Guilherme dirigia bêbado, dizem testemunhas
PUBLICAÇÃO
quinta-feira, 10 de outubro de 2002
Agência Estado 
Marília - O delegado titular do 4º Distrito Policial de Marília (450 quilômetros de São Paulo), Wilson Carlos Frazão, ouviu ontem duas das mulheres que estavam no automóvel BMW do jogador Guilherme, do Corinthians, no sábado passado, quando aconteceu o acidente que matou duas pessoas na rodovia SP-333 (Marília-Assis).
Frazão afirmou que o depoimento é sigiloso, mas disse que elas confirmaram que estavam dentro do carro e que havia ainda mais duas outras mulheres com os três rapazes (Guilherme, que dirigia o carro e os amigos Fabiano Travain Pardo, Henrique Giglioli e Júlio Cesar Zílio). As duas mulheres (Giseli, de 21 anos e uma costureira de 23 anos), que não quiseram revelar os nomes, foram ao Distrito Policial acompanhadas dos advogados Wilson de Mello Cappia e João Simão Neto.
Na saída, elas falaram pouco, mas garantiram que Guilherme e os amigos estavam ''bêbados''. Elas tiveram o primeiro contato com eles fora da casa noturna em que ''trabalham'', garantiu Giseli, num bar chamado Conexão, por volta das 3 horas. Depois foram para a casa noturna que fica na saída para Assis para pegar uma garrafa de uísque e os rapazes chamaram as moças para um ''programa'' fora de lá. Já era por volta de 5 horas de sábado. Todos tinham bebido cerveja e uísque a noite toda, segundo as mulheres. Logo depois saíram e assim que Guilherme adentrou a rodovia, já foi para a contra-mão e bateu de frente com o Escort, que era dirigido por Marcelo Aparecido de Souza e que ia para um casamento no Paraná junto com a sogra, Maria Benedita Fossaluza (morreu junto com ele no acidente) e a esposa, Rosilene Fossaluza de Souza, que continua internada no Hospital das Clínicas de Marília, depois de ter retirado um baço e parte do fígado.

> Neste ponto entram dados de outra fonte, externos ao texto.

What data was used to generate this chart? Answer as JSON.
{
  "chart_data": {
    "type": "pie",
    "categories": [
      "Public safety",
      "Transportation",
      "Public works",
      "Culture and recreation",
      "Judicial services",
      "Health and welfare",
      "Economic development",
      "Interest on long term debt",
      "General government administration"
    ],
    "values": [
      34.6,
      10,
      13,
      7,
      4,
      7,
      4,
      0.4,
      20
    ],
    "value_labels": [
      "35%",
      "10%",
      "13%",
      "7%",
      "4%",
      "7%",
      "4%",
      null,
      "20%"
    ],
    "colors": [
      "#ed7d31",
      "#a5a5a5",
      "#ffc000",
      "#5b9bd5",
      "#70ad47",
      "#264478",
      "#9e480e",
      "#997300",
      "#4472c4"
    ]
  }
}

As mulheres afirmaram que logo que saíram do carro ficaram no local, enquanto Guilherme fazia algumas ligações pelo telefone celular. ''Ele estava apavorado, dizendo que está noivo e que isso ia dar a maior confusão para ele'', disse uma das mulheres. Meia hora depois chegou um carro (Gol de cor escura) e as levou embora. Guilherme, segundo testemunhas, deixou o local logo depois em outro carro que veio buscá-lo.

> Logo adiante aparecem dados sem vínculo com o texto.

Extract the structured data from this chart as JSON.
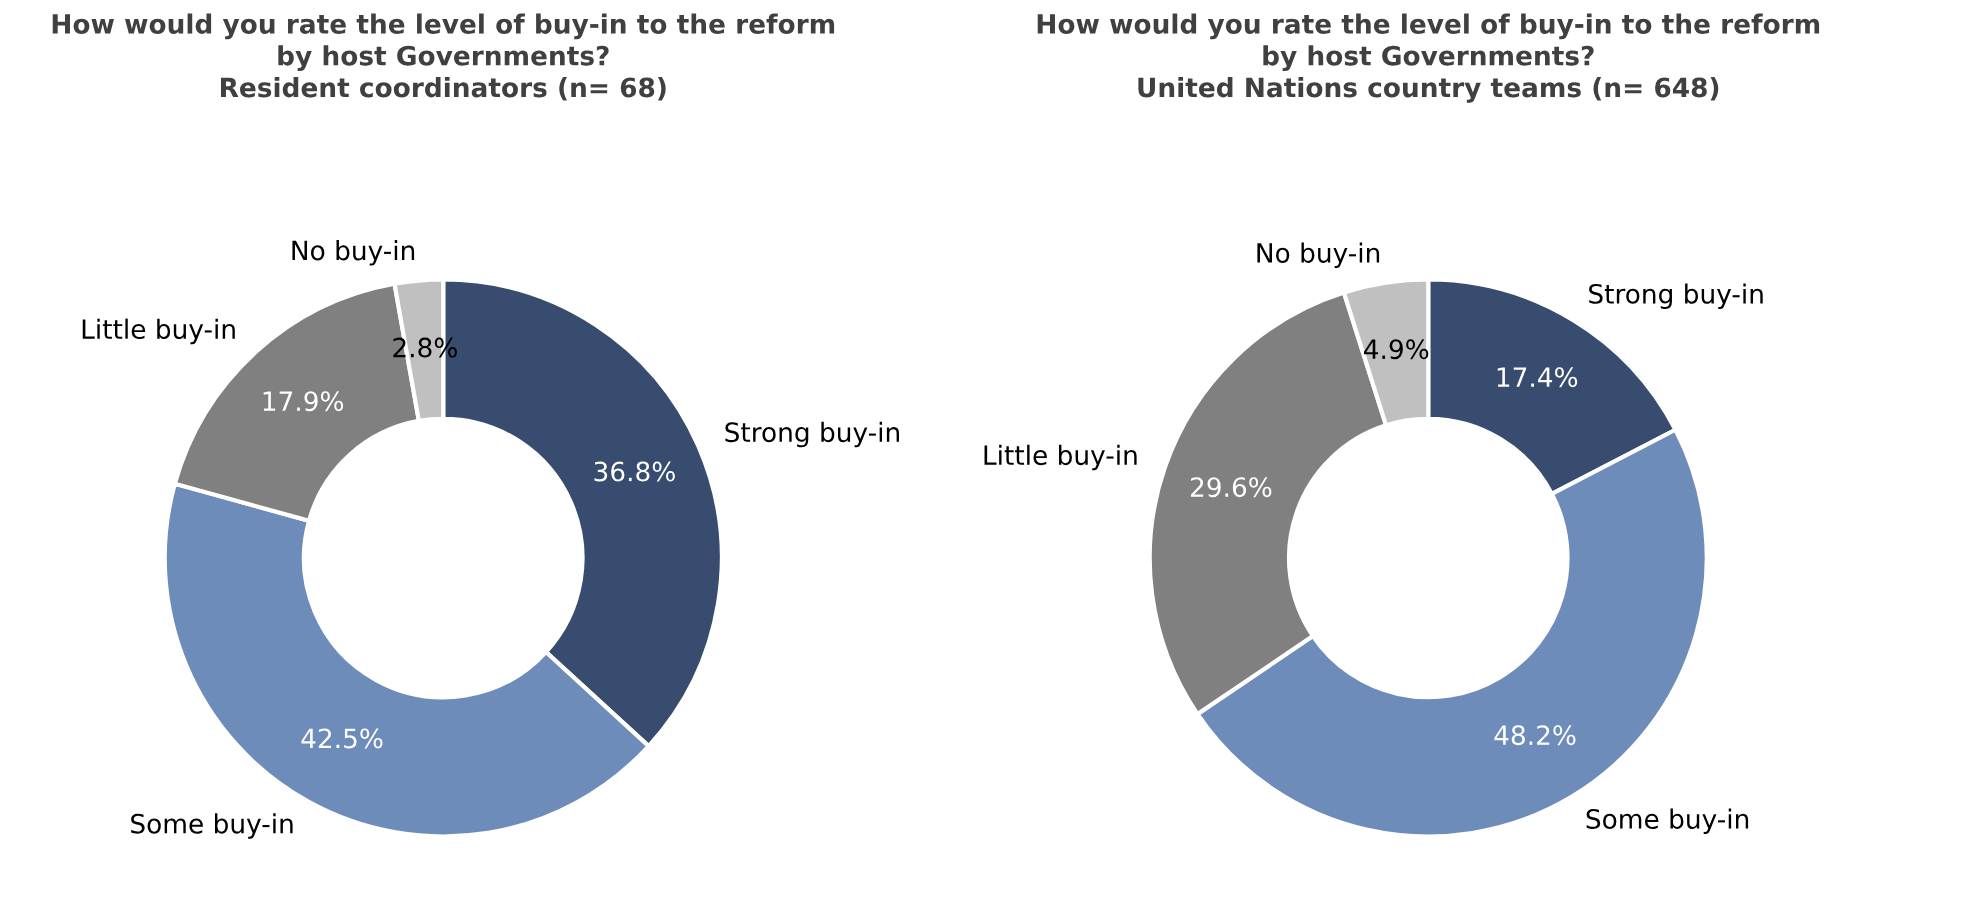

Uma outra mulher envolvida no acidente, conhecida por Lisa, está com um hematoma no lado do corpo, por causa do acidente e deverá ser ouvida hoje por Frazão.
Geovana A filha do motorista do Escort, Geovana, de apenas 5 anos, está na casa da prima Renata Martins, já que o pai morreu e a mãe continua internada. Renata diz que a menina está chocada e agressiva, precisando de acompanhamento médico e psicológico. Geovana estava na van com familiares que iam para o casamento no Paraná, logo atrás do Escort. Ela viu a mãe sendo socorrida na maca dos bombeiros e o pai e a avó sendo colocados em sacos pretos pelos agentes funerários, disse Renata. ''A Geovana chama pelo pai e pela mãe todos os dias. No domingo nós fomos ao shopping para tentar distrai-la e assim que ela viu um homem com a camisa do Corinthians falou: olha o assassino'', contou Renata.